C Dan Koppen – A couple years ago the Pats drafted Ted Larsen, and I envisioned Larsen taking over for Koppen at center for the 2012 season; that obviously did not work out. If Koppen returns it will have to be for substantially less money than he made in his last contract (his cap figure was over $5 million last year, fourth highest on the team); I’m not sure if he will be willing to do that. Of course the team’s decision with Koppen is directly related to what happens with …

C/G Dan Connolly – Ideally Connolly is suited to be a Russ-Hochstein type that can fill in at any of the three interior line positions with the team barely skipping a beat when (not if) another offensive lineman inevitably is injured and misses some time due to an injury. The problem is that Connolly has outplayed that role and can command starter’s money. My guess is that the Pats do what they need to do re-sign Connolly and let Koppen either walk, or accept a much lower salary offer. The wild card in all of this is G Brian Waters, who stated that he has not made up his mind if he wants to play in 2012. If Waters does opt to retire then it increases the chances of the Pats bringing both Koppen and Connolly back. Hopefully for the Pats sake Waters lets them know his decision soon, so they can act accordingly.
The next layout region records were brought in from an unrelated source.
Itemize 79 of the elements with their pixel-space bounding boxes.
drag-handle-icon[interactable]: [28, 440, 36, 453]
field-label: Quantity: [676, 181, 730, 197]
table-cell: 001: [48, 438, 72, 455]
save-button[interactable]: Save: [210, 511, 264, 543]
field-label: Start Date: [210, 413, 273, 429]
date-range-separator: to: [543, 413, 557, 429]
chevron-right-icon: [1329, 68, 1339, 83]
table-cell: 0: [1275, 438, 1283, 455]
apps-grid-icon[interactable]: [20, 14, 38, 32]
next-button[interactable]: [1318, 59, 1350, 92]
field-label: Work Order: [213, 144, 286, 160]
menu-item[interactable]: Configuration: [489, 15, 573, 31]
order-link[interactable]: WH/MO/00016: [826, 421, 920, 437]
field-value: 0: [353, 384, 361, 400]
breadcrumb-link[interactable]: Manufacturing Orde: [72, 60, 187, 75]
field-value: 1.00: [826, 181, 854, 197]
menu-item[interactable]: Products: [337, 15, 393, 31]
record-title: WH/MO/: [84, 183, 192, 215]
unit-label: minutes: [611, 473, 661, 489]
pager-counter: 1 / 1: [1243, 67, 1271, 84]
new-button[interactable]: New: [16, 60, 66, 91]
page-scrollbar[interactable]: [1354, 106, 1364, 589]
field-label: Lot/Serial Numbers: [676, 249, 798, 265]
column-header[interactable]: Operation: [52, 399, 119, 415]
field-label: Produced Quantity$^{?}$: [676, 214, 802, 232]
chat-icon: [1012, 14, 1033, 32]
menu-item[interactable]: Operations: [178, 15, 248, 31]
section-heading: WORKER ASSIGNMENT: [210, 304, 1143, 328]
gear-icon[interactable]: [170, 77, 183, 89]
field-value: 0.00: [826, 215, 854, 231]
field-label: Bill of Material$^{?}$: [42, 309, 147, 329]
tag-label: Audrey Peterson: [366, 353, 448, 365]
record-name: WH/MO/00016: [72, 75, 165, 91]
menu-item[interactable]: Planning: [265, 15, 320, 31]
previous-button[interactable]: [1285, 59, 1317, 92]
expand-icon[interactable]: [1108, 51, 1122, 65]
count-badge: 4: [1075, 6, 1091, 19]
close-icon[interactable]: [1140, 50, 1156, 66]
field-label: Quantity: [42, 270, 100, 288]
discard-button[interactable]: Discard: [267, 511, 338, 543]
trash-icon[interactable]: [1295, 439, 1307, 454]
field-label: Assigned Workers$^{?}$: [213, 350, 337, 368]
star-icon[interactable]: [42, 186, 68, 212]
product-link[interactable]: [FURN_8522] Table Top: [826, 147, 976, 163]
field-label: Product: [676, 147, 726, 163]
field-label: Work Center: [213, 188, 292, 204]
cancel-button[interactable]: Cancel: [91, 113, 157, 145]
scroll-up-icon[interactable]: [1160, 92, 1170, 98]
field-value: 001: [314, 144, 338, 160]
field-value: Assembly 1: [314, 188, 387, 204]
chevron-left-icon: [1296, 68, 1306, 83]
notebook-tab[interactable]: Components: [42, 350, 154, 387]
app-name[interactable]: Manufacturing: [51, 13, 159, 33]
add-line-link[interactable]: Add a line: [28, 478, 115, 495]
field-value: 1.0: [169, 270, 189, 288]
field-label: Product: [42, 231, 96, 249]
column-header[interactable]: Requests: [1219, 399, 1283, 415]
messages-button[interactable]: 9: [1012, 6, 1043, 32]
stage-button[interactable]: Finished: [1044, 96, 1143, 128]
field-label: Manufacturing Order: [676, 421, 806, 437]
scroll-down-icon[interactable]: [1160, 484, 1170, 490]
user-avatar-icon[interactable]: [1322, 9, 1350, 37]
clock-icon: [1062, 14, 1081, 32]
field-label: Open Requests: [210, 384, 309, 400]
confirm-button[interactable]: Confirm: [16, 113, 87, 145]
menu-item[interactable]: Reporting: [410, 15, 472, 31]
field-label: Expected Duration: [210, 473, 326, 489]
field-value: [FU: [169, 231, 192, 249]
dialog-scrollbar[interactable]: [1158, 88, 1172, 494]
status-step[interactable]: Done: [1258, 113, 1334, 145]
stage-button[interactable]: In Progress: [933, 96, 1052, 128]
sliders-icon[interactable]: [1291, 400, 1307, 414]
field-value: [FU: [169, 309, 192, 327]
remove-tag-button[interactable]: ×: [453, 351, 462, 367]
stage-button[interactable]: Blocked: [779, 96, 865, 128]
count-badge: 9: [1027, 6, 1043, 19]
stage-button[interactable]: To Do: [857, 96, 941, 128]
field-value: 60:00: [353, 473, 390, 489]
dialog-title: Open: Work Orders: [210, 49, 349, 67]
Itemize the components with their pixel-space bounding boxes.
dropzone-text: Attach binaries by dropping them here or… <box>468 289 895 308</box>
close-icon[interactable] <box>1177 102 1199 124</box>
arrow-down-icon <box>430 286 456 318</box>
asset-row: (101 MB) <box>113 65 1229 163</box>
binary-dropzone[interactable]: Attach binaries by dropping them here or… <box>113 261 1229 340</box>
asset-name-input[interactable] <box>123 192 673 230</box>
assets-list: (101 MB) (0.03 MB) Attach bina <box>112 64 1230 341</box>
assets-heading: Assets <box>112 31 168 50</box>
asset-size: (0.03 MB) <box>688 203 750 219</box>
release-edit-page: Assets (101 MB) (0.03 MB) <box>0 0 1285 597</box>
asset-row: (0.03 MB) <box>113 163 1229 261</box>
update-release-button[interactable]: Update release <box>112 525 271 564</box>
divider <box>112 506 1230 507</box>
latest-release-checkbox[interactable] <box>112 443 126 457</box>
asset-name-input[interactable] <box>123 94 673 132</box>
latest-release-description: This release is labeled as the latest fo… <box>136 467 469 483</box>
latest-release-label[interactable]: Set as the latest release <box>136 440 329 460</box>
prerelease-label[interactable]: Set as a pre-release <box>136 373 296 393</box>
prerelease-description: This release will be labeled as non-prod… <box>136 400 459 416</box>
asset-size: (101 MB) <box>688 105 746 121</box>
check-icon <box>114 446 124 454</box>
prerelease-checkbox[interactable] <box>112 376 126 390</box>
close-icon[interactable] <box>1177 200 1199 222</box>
QB Brian Hoyer – Hoyer is a restricted free agent. I would expect the Pats to tender him at the 2nd round draft pick level; if another team is willing to give up a 2nd for him the Pats would presumably take that.

 

Patriots Free Agents – Defense

DE Mark Anderson – Anderson helped improve one of the Pats biggest areas of need over the past couple of years, the pass rush. Is he a one-year wonder? Will some other team be willing to pay big bucks bases on his 2011 stats? I’m guessing the Pats will try very hard to bring him back; keep in mind he is much younger than a player like …

DE Andre Carter – Assuming he is fully recovered from his season ending injury I think he wants to return here, and the team wants him back. He doesn’t fit as well in a 3-4, but I think the Pats like the versatility of being able to utilize either a 4-3 or a 3-4 whenever they so desire.

DE Shaun Ellis – Ellis did not perform up to his $4 million contract, and I don’t get the feeling that he is willing to play for $1 million or so, which would be the most the Pats would offer him – if they offer him anything at all.

DT Gerard Warren – Warren is still an effective lineman, in particular against the run. I’m guessing we’ll see something similar to last year where he is signed late, allowing him to not have to go through training camp while at the same time allowing Belichick to get a good look at one other additional player.

LB Tracy White – White, along with Slater was one of the team’s top special teams players; I expect the Pats will re-sign him.

LB Gary Guyton – Guyton was a healthy inactive for about the last nine games, and the only reason he was on the field prior to that was because of injuries to Spikes and Fletcher. He played his way off the team and will not be offered a contract as Bill Belichick has seen what his ceiling is and will find someone else with more upside.

LB Niko Koutovides – a special teamer who may be brought back to camp, but I’m guessing won’t make it onto the week one roster.

CB Nate Jones – Buh-bye

CB Antwaun Molden – Molden may be offered a contract, but I’ll be disappointed if he makes it out of camp and on to the week one roster.

S James Ihedigbo – Prior to being signed last August Ihedigbo’s role with the Jets was strictly on special teams, and it was assumed that would be the same case with the Pats. He was forced onto the field due to injuries (and the unexpected cuts of Brandon Meriweather and James Sanders), and overall did as well as could be expected. Preferably his role would return to being a backup and special teamer, but here’s the thing: while he does well against the run and when called upon to blitz, he is a liability in coverage. Given the current state of the NFL, wouldn’t you prefer you prefer your backup defensive backs to be stronger in pass coverage, as they will be used primarily in nickel and dime sub situations?

DT Kyle Love – Love is an exclusive rights free agent, which basically means that there’s no way he is going anywhere as long as the team wants him back – which they do.

S Brett Lockett – Lockett is also an ERFA, but I sincerely doubt he’ll be on the 2012 roster.